There is plenty more to say about online learning in relation to free-schooling and also the question of how humans will stay competitive in the face of automation.  I will try to dig into that more in future posts.

UPDATE:  I just came across this article in which the One Laptop Per Child folks just dumped a bunch of tablets on some African kids and let them teach themselves.  I must say that I have some skepticism around free-schooling, but this is pretty compelling.  My nagging concern is that without some curriculum, kids will overlook important foundational knowledge that is maybe less fun or interesting.  I like the idea of presenting kids with a carefully curated set of apps to explore on their own.  With this approach, care can be taken to include stuff grownups agree is important.

Do science fiction writers really write the future?
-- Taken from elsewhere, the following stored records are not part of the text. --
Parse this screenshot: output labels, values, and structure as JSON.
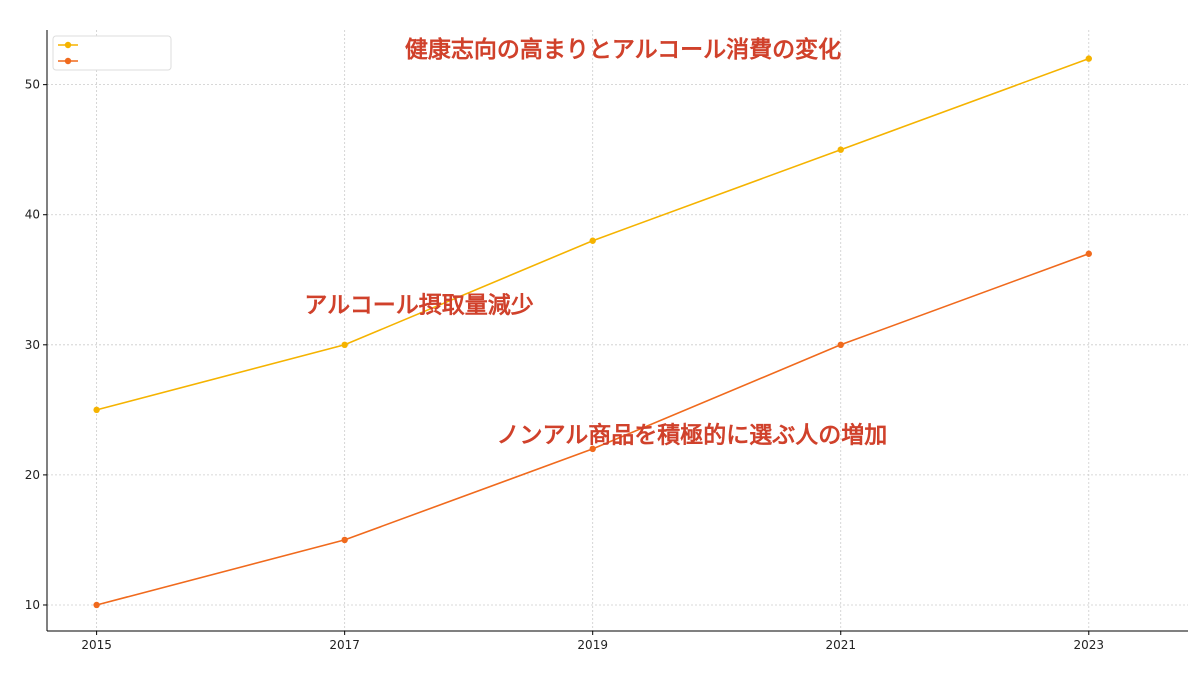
{
  "chart_data": {
    "type": "line",
    "title": "健康志向の高まりとアルコール消費の変化",
    "title_color": "#d0412b",
    "xlabel": "",
    "ylabel": "",
    "x": [
      2015,
      2017,
      2019,
      2021,
      2023
    ],
    "x_ticks": [
      "2015",
      "2017",
      "2019",
      "2021",
      "2023"
    ],
    "xlim": [
      2014.6,
      2023.8
    ],
    "y_ticks": [
      "10",
      "20",
      "30",
      "40",
      "50"
    ],
    "ylim": [
      8,
      54.2
    ],
    "grid": true,
    "legend_position": "top-left",
    "series": [
      {
        "values": [
          25,
          30,
          38,
          45,
          52
        ],
        "color": "#f5b300"
      },
      {
        "values": [
          10,
          15,
          22,
          30,
          37
        ],
        "color": "#f06a1d"
      }
    ],
    "annotations": [
      {
        "text": "アルコール摂取量減少",
        "x": 2017.6,
        "y": 32.5,
        "color": "#d0412b"
      },
      {
        "text": "ノンアル商品を積極的に選ぶ人の増加",
        "x": 2019.8,
        "y": 22.5,
        "color": "#d0412b"
      }
    ]
  }
}
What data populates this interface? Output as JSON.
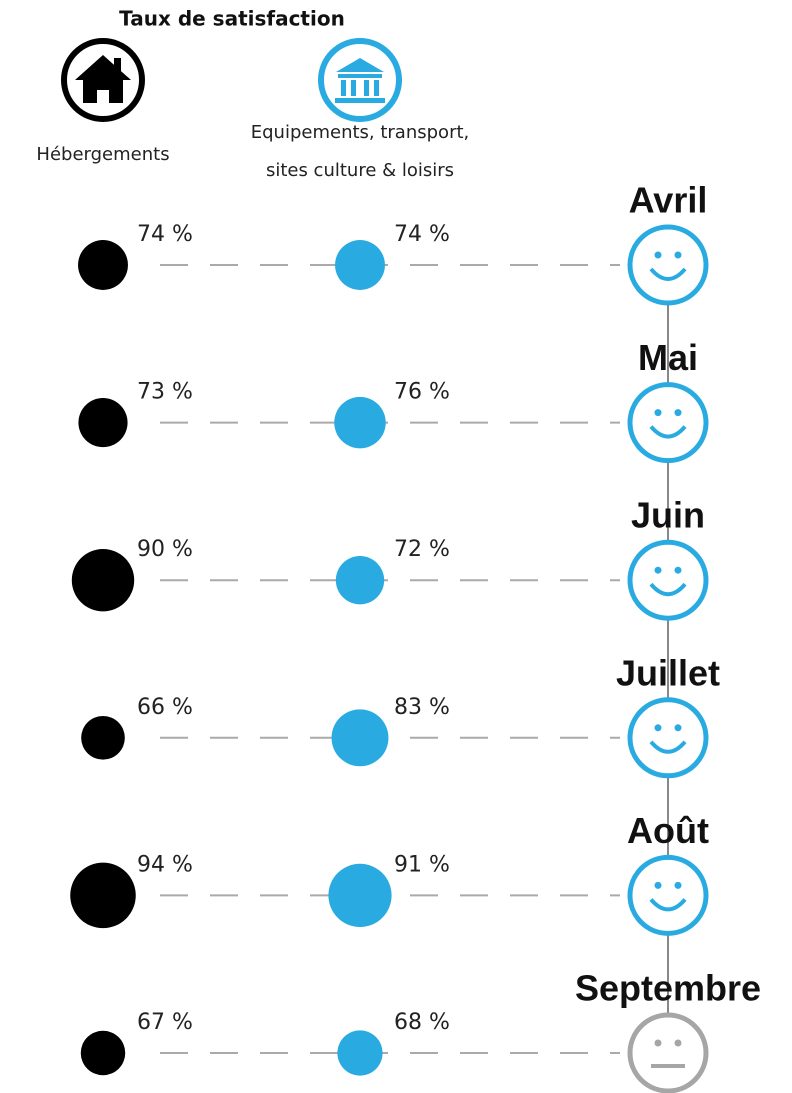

This is my multi-part series on the 2012 Humanity+ conference:
Part 1, Part 2, Part 3, Part 4

In my previoius post, I was discussing Kim Stanley Robinson’s talk at the 2012 Humanity+ conference.  One point I forgot to bring up was about the influence of writers.  Robinson made the assertion that the vision of H.G. Wells influenced the formation of the Bretton Woods system and thus deeply impacted the course of the 20th century.  I searched around but I couldn’t actually find anyone else who made that connection.  (At least no one sane.)  I tend to be skeptical when science fiction authors tell us how deeply impactful the work of science fiction authors is.  I heard this argument from Neal Stephenson at Black Hat this year where he promoted his Hieroglyph project.

Stephenson wants SF writers to start writing positive stuff to inspire the engineers again like they used to in the old days.  But I have a hard time blaming SF writers for the Great Stagnation of innovation.  SF writers have given us a bunch of great technology that the engineers have failed to deliver yet.  Where’s my immersive virtual reality?  Where’s my utility fog, dammit?  The world wide web was supposedly inspired by a dark story by Arthur C. Clarke, so engineers don’t appear to require HappyTimeUtopia stories to inspire them.

You know, I think that markets might play a role here somewhere.  Technically, we could probably build some sort of moon base, but no one wants to pay for it.  I was talking to a scientist from PARC at VLAB last night and told me that we spend more on air conditioning in Iraq than NASA’s entire budget.  So please don’t blame (or credit) the engineers or SF writers  too much for our lack of a bright shiny future.  Politics and markets play a pretty big role in what actually gets built.